Yet The Spook is not without flaw. It features a welcome break from the racist caricatures which pervade Hollywood “blaxploitation” films of the ’70s and the charismatic revolutionary villain archetype espied by MacQuarrie as “the secret dictator hiding in the throat of every rebel leader, waiting to leap out and betray the non-ideological hero.” Unfortunately, this disdain of charismatic power results in characters who are two-dimensional stereotypes at best, and fails to give the (two) women more than one dimension. Indeed, while this film makes for an excellent blend of Malcolm X, Huey P. Newton, and Fred Hampton, it is conspicuously missing Angela Davis.
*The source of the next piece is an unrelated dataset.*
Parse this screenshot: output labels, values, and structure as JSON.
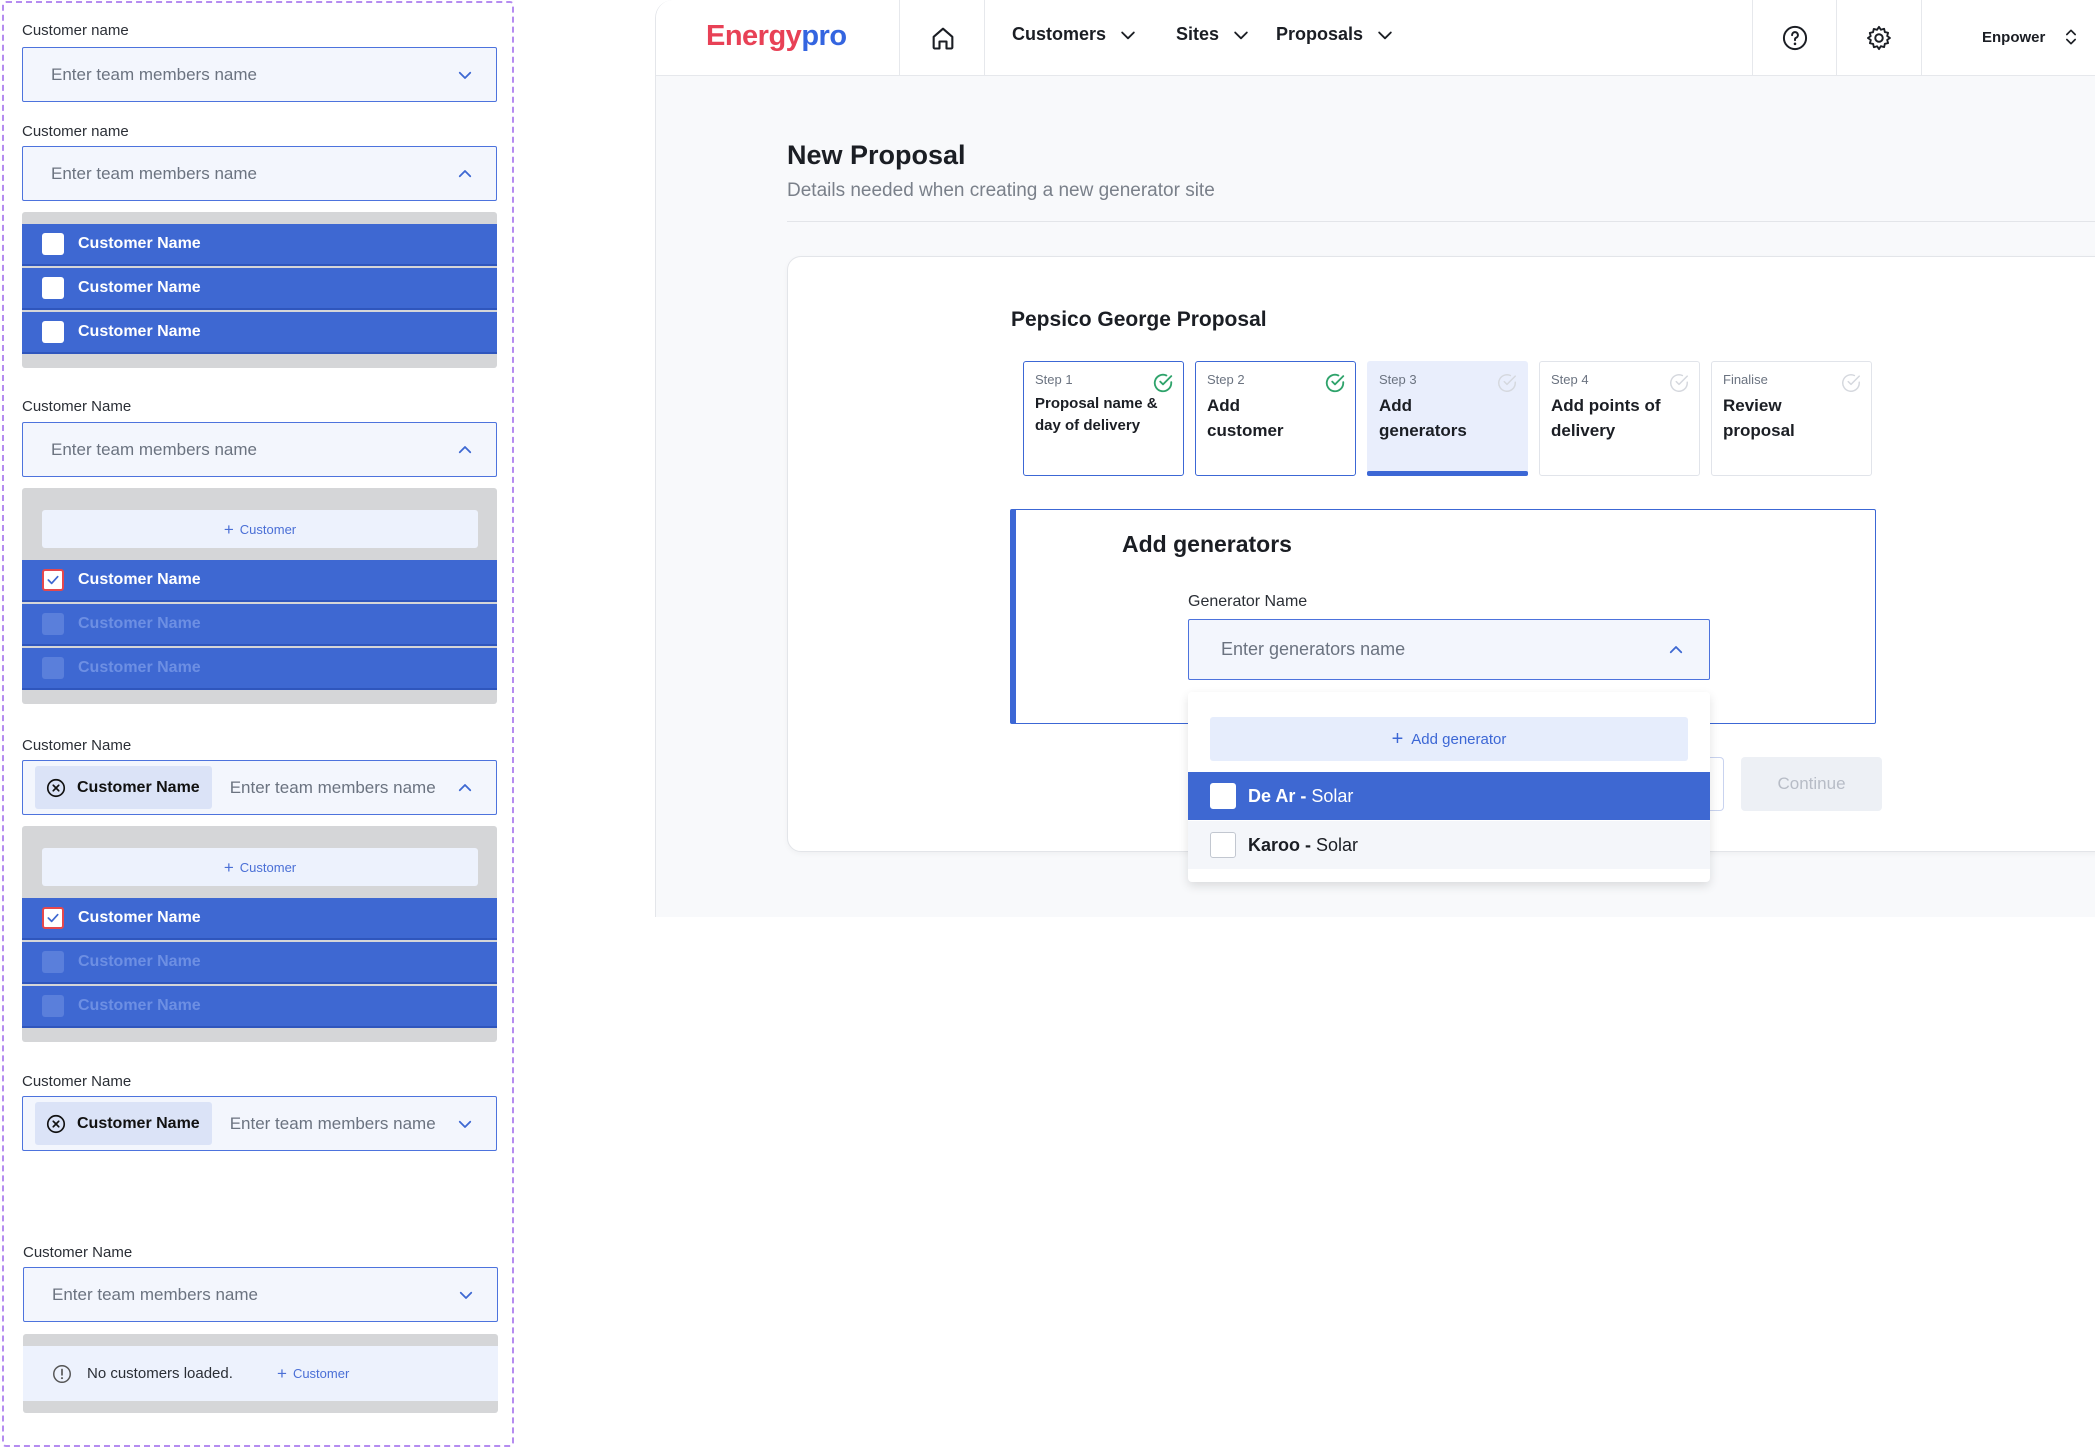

Nevertheless, The Spook makes for a funny, biting satire of the Civil Rights Movement and a brilliant portrayal of Black insurgency in an explosive scene-driven drama. It is a film that lays all its cards on the table without deception or twist in a synthesis of radical wish fulfillment, rhetoric, and a portrayal of race in ’70s urban America that dramatically outstrips other films of the era, making it an excellent companion to the L.A. Rebellion film movement alongside its seminal works of the 70s, such as Passing Through (1977), directed by Larry Clark, and Killer of Sheep (1978), directed by Charles Burnett. Indeed, the 1973 short film As Above, So Below, also directed by Clark, is practically a mirror image of The Spook. From head to toe, these underground gems of Black cinema embody the notion that — to borrow a twist on an apocryphal Oscar Wilde quote — everything in the world is about race, except race. Race is about economics. Without being didactic or dull, The Spook does an excellent job of setting the bar for the next forty years of film portrayal of radical characters.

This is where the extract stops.